BIG GAME HOG HUNTING ASSOCIATION
WELCOME TO THE BIG GAME HOG HUNTING ASSOCIATION
Hunting the Wild Hog involves much more action than deer hunting. There is no closed season on hogs, so you can hunt them year around. I stop hunting them once the temperature starts getting up in the low sixty-degree range. When it gets that warm, it makes me work too fast to get the meat on ice and that’s not my idea of fun! They can be hunted from a blind like deer hunting. You can use the same weapons you use for deer hunting. They will come to feeders or hog waddles (a mud hole). We all know that hogs love to lay in the mud and waddle. This is done to put moisture in their skin; hogs have very dry skin. It also helps keep the bugs off them.
There are several ways to make hog waddles. The idea is to furnish them with oil for their skin. I dig a hole three foot in diameter and about a foot deep, and I dump in old motor oil; the rain will do the rest. This is best done where you have found natural waddles before. This also gives me something to do with the old motor oil after I changed oil in my car and truck. I also get old oil from friends; those that don’t use Jiffy Lube. I know this isn’t good for our environment, but it helps the hogs and it puts pork in my freezer. I sometimes use a five-gallon bucket of oil with a very small hole in it, hanging over the hole. This keeps the waddle freshly oiled for a while.
Another way to furnish them with oil is to saturate a piece of old canvas or a piece of old carpet with the oil and fasten it to a chain stretched between two trees. The piece of canvas should be two feet wide by four or five feet long. As long as the canvas has oil on it the hogs will keep returning; the oil will last about a week and a half. It’s best to use a small chain or cable to hang it between the trees. If you have a three or four hundred pound hog rubbing on it, a rope just won’t hold up. The bottom of the canvas should be six inches from the ground. This method also helps the hog scratch its itches. I’ve seen them rub on the canvas and chain for thirty minutes, with a big smile on their face. There is an additional way to entice the hogs to come to where you want them, but I only use it as a last resort. I’ll tell you why later!! I get a five-gallon bucket with a top; dump in corn and add water and yeast. If you try this method you need to add water to this mixture once a week. I let it ferment for several weeks; the longer the better. It will have a green and yellow hairy looking stuff on top when it is ready.
I don’t think I can describe what it will smell like, so I won’t try. Unlike the deer, hogs can’t see that well and their hearing is not as good, but their sense of smell is great. I take the bucket of fermented corn out to where I’ve seen a fresh set of tracks and dump it out. If that doesn’t get the hogs in, nothing will. If they don’t come in I’ll just chalk it up as a bad hog day and try again some other day. OH YES, why I don’t like the fermented corn method: Once my cousin Mike and I were going to put out some fermented corn. He volunteered me to take it out of the truck and load it on the four-wheeler.

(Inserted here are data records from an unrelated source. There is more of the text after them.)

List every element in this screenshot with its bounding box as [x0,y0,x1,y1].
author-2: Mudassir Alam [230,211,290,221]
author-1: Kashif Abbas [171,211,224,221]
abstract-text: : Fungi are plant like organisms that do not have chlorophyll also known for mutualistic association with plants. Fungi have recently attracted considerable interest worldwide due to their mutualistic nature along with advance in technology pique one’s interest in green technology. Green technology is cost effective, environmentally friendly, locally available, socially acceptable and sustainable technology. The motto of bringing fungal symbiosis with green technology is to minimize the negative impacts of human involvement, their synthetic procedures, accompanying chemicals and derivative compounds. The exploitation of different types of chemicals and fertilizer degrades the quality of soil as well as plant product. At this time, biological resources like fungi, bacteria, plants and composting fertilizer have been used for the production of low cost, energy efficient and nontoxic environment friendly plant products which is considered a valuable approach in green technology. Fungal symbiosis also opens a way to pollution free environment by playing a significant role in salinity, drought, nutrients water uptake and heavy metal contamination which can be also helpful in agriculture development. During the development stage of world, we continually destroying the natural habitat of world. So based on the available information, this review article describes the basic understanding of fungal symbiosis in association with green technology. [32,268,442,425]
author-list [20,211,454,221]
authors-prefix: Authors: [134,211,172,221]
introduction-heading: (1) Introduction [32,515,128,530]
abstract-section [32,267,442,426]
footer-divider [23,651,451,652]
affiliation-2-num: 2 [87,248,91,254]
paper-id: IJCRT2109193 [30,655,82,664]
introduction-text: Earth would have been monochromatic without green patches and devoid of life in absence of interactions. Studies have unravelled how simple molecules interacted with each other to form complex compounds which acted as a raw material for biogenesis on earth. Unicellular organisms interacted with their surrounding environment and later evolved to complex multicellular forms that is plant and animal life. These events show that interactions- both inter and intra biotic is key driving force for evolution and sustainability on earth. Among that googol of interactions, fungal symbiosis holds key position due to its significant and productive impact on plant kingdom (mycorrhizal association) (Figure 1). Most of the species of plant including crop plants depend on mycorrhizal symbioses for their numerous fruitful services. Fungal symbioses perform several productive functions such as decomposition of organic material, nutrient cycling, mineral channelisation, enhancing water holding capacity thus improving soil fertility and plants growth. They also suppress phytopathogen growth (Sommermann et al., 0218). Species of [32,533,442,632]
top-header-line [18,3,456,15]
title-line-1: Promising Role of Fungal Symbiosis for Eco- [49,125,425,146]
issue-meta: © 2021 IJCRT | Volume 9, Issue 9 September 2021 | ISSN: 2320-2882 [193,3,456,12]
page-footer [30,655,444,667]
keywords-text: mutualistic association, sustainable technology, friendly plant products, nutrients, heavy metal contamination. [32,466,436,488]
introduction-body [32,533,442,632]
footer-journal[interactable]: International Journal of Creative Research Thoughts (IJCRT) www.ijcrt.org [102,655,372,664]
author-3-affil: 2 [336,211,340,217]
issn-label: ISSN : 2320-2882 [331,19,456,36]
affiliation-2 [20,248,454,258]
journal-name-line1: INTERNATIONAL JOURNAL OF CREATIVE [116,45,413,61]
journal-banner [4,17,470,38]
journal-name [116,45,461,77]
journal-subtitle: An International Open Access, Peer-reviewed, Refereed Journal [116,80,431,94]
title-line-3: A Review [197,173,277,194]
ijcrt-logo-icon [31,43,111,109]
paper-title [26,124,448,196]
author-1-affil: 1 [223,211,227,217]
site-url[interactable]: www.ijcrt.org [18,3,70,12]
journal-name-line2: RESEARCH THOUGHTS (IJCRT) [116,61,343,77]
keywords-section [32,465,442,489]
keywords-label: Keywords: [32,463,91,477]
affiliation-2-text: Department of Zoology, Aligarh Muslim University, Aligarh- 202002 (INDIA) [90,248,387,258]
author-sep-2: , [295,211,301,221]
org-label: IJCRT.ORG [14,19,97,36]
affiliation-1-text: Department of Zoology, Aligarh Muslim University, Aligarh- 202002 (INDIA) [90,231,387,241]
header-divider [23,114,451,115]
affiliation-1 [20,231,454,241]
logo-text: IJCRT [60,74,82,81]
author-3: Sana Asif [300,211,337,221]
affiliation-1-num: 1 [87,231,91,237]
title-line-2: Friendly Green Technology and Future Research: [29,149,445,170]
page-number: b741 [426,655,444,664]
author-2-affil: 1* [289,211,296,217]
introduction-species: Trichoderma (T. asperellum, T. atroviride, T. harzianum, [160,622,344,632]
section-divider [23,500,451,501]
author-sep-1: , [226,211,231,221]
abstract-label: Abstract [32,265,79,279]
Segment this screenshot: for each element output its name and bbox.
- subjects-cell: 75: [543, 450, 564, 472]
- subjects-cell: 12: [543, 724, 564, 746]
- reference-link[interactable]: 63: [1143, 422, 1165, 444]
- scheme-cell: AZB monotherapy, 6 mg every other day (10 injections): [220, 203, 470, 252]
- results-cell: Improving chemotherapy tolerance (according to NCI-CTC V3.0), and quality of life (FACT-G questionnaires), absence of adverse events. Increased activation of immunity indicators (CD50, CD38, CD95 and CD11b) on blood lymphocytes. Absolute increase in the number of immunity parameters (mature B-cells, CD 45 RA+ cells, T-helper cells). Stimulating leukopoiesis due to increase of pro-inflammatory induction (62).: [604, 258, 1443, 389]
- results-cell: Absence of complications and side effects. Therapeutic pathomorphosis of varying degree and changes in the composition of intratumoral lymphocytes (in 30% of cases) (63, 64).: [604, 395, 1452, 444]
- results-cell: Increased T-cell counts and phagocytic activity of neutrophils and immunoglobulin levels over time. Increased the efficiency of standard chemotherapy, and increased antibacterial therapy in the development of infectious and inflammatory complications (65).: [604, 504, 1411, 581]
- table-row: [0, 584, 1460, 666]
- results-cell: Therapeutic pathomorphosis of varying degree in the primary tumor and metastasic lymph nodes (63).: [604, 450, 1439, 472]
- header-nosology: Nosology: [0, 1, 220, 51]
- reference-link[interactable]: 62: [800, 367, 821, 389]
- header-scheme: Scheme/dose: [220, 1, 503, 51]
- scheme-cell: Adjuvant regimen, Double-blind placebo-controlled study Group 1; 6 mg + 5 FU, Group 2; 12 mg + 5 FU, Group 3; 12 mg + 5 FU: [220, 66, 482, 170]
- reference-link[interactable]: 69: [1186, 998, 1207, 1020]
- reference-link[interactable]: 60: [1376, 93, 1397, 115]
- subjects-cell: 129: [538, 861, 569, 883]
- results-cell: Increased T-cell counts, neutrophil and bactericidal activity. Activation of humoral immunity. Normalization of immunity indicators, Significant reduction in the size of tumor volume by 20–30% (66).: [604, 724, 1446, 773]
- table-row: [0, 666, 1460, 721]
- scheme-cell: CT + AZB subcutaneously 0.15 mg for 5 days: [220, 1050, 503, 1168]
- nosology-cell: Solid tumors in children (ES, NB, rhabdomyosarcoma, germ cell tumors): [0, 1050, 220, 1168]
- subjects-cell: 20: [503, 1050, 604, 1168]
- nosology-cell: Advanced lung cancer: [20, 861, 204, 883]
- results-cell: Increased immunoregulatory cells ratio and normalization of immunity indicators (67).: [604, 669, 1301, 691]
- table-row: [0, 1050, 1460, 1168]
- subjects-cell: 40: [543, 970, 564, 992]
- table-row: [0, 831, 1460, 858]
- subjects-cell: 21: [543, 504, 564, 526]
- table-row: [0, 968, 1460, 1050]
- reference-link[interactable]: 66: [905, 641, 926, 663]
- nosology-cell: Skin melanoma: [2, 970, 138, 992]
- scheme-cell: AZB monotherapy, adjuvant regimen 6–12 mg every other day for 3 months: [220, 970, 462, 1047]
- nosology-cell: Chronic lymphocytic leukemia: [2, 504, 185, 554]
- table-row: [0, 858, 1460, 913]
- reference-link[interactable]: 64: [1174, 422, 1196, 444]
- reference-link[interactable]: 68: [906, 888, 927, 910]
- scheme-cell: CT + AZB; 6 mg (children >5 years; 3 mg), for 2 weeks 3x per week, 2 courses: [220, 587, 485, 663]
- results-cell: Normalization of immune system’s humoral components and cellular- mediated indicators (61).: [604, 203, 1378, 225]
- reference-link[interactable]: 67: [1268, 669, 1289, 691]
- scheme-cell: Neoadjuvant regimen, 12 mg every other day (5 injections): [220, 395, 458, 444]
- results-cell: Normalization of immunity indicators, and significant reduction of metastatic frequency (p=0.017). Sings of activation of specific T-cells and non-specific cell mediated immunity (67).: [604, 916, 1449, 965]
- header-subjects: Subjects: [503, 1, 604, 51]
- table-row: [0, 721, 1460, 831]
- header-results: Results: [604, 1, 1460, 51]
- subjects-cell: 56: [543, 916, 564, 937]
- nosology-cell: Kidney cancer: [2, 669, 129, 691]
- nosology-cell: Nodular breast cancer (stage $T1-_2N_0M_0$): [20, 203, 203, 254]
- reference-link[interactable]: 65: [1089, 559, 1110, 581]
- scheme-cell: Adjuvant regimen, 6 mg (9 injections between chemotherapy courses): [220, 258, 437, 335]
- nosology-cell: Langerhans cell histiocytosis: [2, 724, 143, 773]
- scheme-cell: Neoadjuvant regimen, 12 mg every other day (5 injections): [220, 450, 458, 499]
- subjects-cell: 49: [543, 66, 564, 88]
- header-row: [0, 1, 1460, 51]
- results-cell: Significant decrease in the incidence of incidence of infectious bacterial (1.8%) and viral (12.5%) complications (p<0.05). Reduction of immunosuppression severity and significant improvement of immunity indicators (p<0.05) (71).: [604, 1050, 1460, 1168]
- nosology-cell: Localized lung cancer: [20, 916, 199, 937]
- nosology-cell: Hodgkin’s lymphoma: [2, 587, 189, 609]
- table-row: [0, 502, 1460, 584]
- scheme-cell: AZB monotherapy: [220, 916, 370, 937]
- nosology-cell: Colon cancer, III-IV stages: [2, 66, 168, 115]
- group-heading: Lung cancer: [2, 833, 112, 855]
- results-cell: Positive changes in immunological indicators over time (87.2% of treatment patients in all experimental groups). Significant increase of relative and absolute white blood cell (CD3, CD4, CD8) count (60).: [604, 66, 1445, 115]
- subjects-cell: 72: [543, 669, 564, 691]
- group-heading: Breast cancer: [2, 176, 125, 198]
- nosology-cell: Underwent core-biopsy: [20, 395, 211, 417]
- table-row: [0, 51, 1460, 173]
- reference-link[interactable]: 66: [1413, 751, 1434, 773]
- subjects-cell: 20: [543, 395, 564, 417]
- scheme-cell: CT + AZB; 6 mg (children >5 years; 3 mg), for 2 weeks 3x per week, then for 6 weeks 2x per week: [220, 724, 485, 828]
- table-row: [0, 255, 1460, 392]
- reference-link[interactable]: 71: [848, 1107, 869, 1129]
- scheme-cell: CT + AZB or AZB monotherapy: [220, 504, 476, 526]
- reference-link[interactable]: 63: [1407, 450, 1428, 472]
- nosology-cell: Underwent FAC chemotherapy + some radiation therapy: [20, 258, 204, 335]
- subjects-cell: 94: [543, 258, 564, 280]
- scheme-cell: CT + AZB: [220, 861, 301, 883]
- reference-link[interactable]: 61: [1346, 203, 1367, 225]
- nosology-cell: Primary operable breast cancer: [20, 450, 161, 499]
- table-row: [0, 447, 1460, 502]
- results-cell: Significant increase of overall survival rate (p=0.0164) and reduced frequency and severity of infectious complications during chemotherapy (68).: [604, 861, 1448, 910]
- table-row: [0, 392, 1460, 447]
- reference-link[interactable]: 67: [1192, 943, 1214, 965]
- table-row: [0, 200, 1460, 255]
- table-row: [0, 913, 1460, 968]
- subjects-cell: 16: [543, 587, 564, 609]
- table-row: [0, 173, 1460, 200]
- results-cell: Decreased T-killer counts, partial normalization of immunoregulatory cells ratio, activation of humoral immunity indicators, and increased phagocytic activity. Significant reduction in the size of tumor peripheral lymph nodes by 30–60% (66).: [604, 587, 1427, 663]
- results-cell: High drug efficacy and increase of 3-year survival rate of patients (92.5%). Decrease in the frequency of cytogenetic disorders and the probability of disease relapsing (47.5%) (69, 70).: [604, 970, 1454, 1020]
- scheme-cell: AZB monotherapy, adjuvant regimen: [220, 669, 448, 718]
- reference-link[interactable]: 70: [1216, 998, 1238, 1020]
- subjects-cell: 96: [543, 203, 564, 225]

As I was lifting it out of the truck I lost my balance and fell backward flat on my back. I dumped the whole bucket right on my chest. You wouldn’t believe how bad green and yellow hairy stuff smells when it is dump on your chest. My cousin could hardly stand up; he was laughing so hard, but he did manage to ask me, “Are we having fun yet?” I didn’t hunt that day and I didn’t use the ferment corn method again for several years! You can also stalk (still-hunt) for hog. I like this way and have had good luck with it. I find what I think are good fresh tracks and follow them until I catch up with the hogs. Always keep in mind that hogs can be dangerous and will sometimes attack. Usually if it’s a sow and she has little ones, she will at least make me run for the nearest tree. The down side of still-hunting is if you catch up with the pack (hogs usually travel in packs of five to eight) and get lucky, and get one or two, you will have to struggle to get them out of the woods. It’s a long haul back to the four-wheeler or the truck. I always try to harvest the shoats (young hogs weighting between seventy five and one hundred fifty pounds). If a shoat weighs one hundred pounds when you harvest him, he will seem like he weighs three hundred pound by the time you get back to the truck. All things taken into consideration, hog hunting can be a lot of fun. I enjoy hunting them well past deer season’s closing. The meat you get off the Wild Hog is just as good, if not better, than any you buy in the meat market. So, if you deer hunt, give Wild Hog hunting a try!